This is another interesting piece in Businessweek on the causes of the financial market meltdown taking place in Wall Street. It is written by Bruce Nussbaum. Rather than dwell on the blow-by-blow account of meltdowns; of Freddie Mac and Fannie Mae (now being given the ghastly twinned name, Frannie; of Lehman Brothers; of AIG; of (maybe) Morgan Stanley; maybe several European financial institutions...which are mere symptoms and outcomes, it is better to focus on the causes. There are economic and regulatory policy implications that Malaysian policy-makers and regulators will, no doubt, be examining (I hope).
As with many other countries the world over, Malaysian securities regulations emulate financial and securities instruments innovated and produced in Wall Street. As gatekeepers, the Bank Negara, Securities Commission and Bursa Malaysia will do well to review existing regulations and existing products to anticipate any systemic weaknesses. Even the usually anti-regulatory sentiment in Corporate America is giving way to another round of recriminating re-thinking that extra regulations ain't too bad a thing. Read on:
The stock market is crashing, housing prices are plummeting and the economy is poised for a severe downturn so I’m reminded of the criticism I heard at the World Economic Forum in Davos in January that innovation is responsible for this mess. A European banker came up to me and and said, “isn’t innovation at the root of all our problems?” “All those new financial instruments failed, right?”

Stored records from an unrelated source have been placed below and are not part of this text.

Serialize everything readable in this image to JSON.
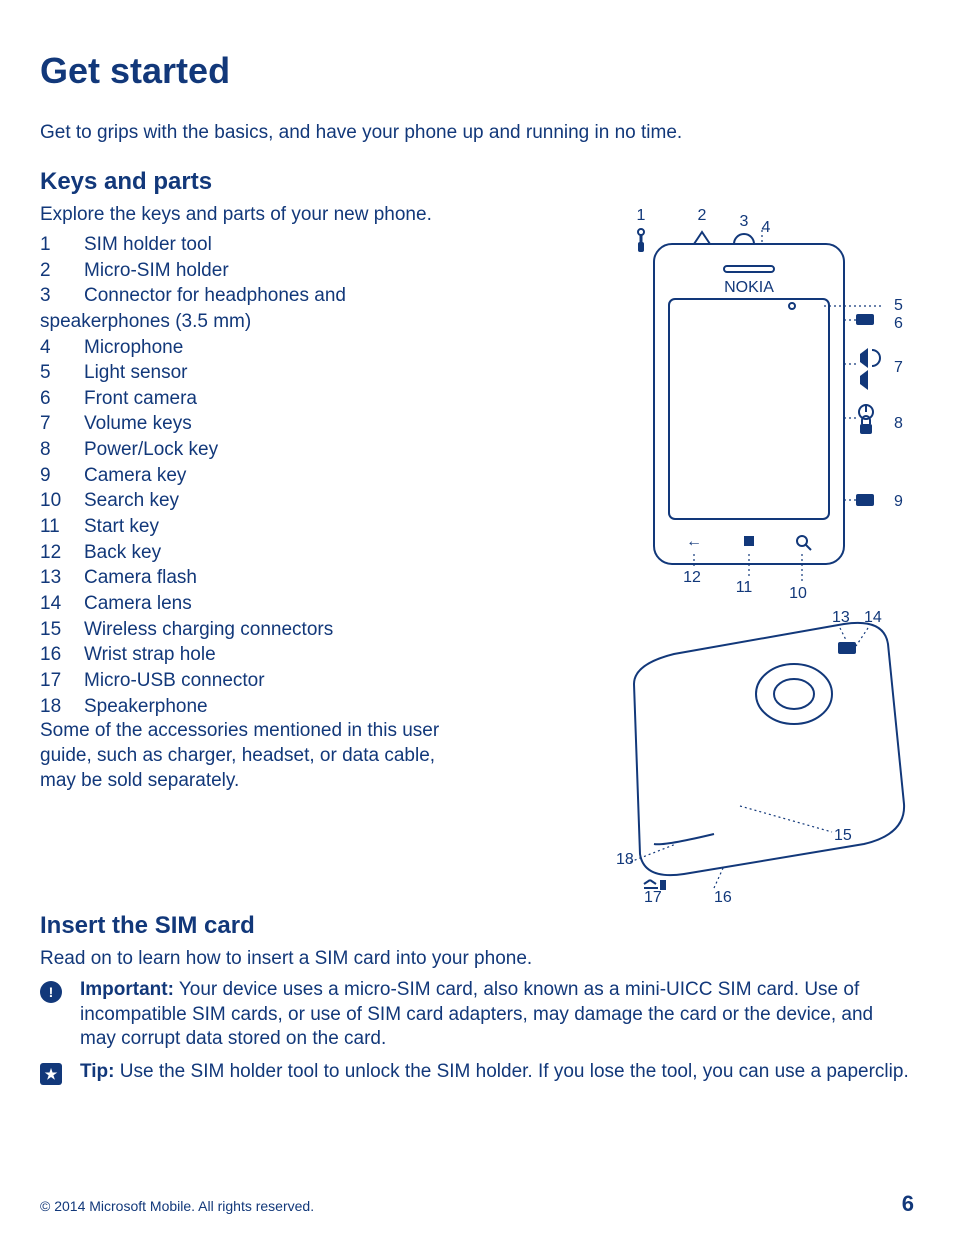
{
  "title": "Get started",
  "intro": "Get to grips with the basics, and have your phone up and running in no time.",
  "keys": {
    "heading": "Keys and parts",
    "intro": "Explore the keys and parts of your new phone.",
    "parts": [
      {
        "n": "1",
        "label": "SIM holder tool"
      },
      {
        "n": "2",
        "label": "Micro-SIM holder"
      },
      {
        "n": "3",
        "label": "Connector for headphones and"
      },
      {
        "n": "",
        "label": "speakerphones (3.5 mm)",
        "wrap": true
      },
      {
        "n": "4",
        "label": "Microphone"
      },
      {
        "n": "5",
        "label": "Light sensor"
      },
      {
        "n": "6",
        "label": "Front camera"
      },
      {
        "n": "7",
        "label": "Volume keys"
      },
      {
        "n": "8",
        "label": "Power/Lock key"
      },
      {
        "n": "9",
        "label": "Camera key"
      },
      {
        "n": "10",
        "label": "Search key"
      },
      {
        "n": "11",
        "label": "Start key"
      },
      {
        "n": "12",
        "label": "Back key"
      },
      {
        "n": "13",
        "label": "Camera flash"
      },
      {
        "n": "14",
        "label": "Camera lens"
      },
      {
        "n": "15",
        "label": "Wireless charging connectors"
      },
      {
        "n": "16",
        "label": "Wrist strap hole"
      },
      {
        "n": "17",
        "label": "Micro-USB connector"
      },
      {
        "n": "18",
        "label": "Speakerphone"
      }
    ],
    "accessories_note": "Some of the accessories mentioned in this user guide, such as charger, headset, or data cable, may be sold separately."
  },
  "diagram": {
    "front_labels": [
      "1",
      "2",
      "3",
      "4",
      "5",
      "6",
      "7",
      "8",
      "9",
      "10",
      "11",
      "12"
    ],
    "back_labels": [
      "13",
      "14",
      "15",
      "16",
      "17",
      "18"
    ]
  },
  "sim": {
    "heading": "Insert the SIM card",
    "intro": "Read on to learn how to insert a SIM card into your phone.",
    "important_label": "Important:",
    "important_text": " Your device uses a micro-SIM card, also known as a mini-UICC SIM card. Use of incompatible SIM cards, or use of SIM card adapters, may damage the card or the device, and may corrupt data stored on the card.",
    "tip_label": "Tip:",
    "tip_text": " Use the SIM holder tool to unlock the SIM holder. If you lose the tool, you can use a paperclip."
  },
  "footer": {
    "copyright": "© 2014 Microsoft Mobile. All rights reserved.",
    "page": "6"
  }
}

He’s right. So what went wrong? I’ve talked to a lot of folks and the answer lies in the innovation process that took place on Wall Street. Hundreds of hugely complex products based on hugely complex mathematic financial models were created and sold around the world—without first being tested out. There was little or no real-world iterative process. Commercial ankers, hedge fund managers and investment bankers didn’t know what would work or not work in a troubled economic environment, such as one where housing prices fell sharply. In fact, the complex financial instruments were supposed to spread and reduce risk. In the end, they did the opposite. In short, the innovation process was flawed. New inventions were not stress-tested in a real enviroment.
Second, the new financial products were flawed. They were opaque—not transparent. They were sold to investors who didn’t really know what they were buying. Instead, they relied on the rating agencies to tell them the value of the products—if they were AAA or BBB. But that didn’t work. The rating agenices had mathematical models that didn’t work in a period of sharply falling housing prices. In the end, no one really knew what the new products were worth. Worse, when trouble came, those who sold them didn’t know how to fix the products. And they didn’t take responsibility for replacing them—in part because they didn’t know what they were worth. Again, bad innovation process.
There is a great new book out by my friend and colleague Stephen Baker called The Numerati. It’s about the rise of a new class of mathematicians, computer scientists and numbers people who collect the growing mass of data we emit and create new things based on the patterns and similarities. Think Google. The Numerati are the people who rule the data—and our lives.
My one question to Steve—have the Numerati caused the crisis on Wall Street by innovating new financial products based on bad models and poor process? And do we have more to fear from them?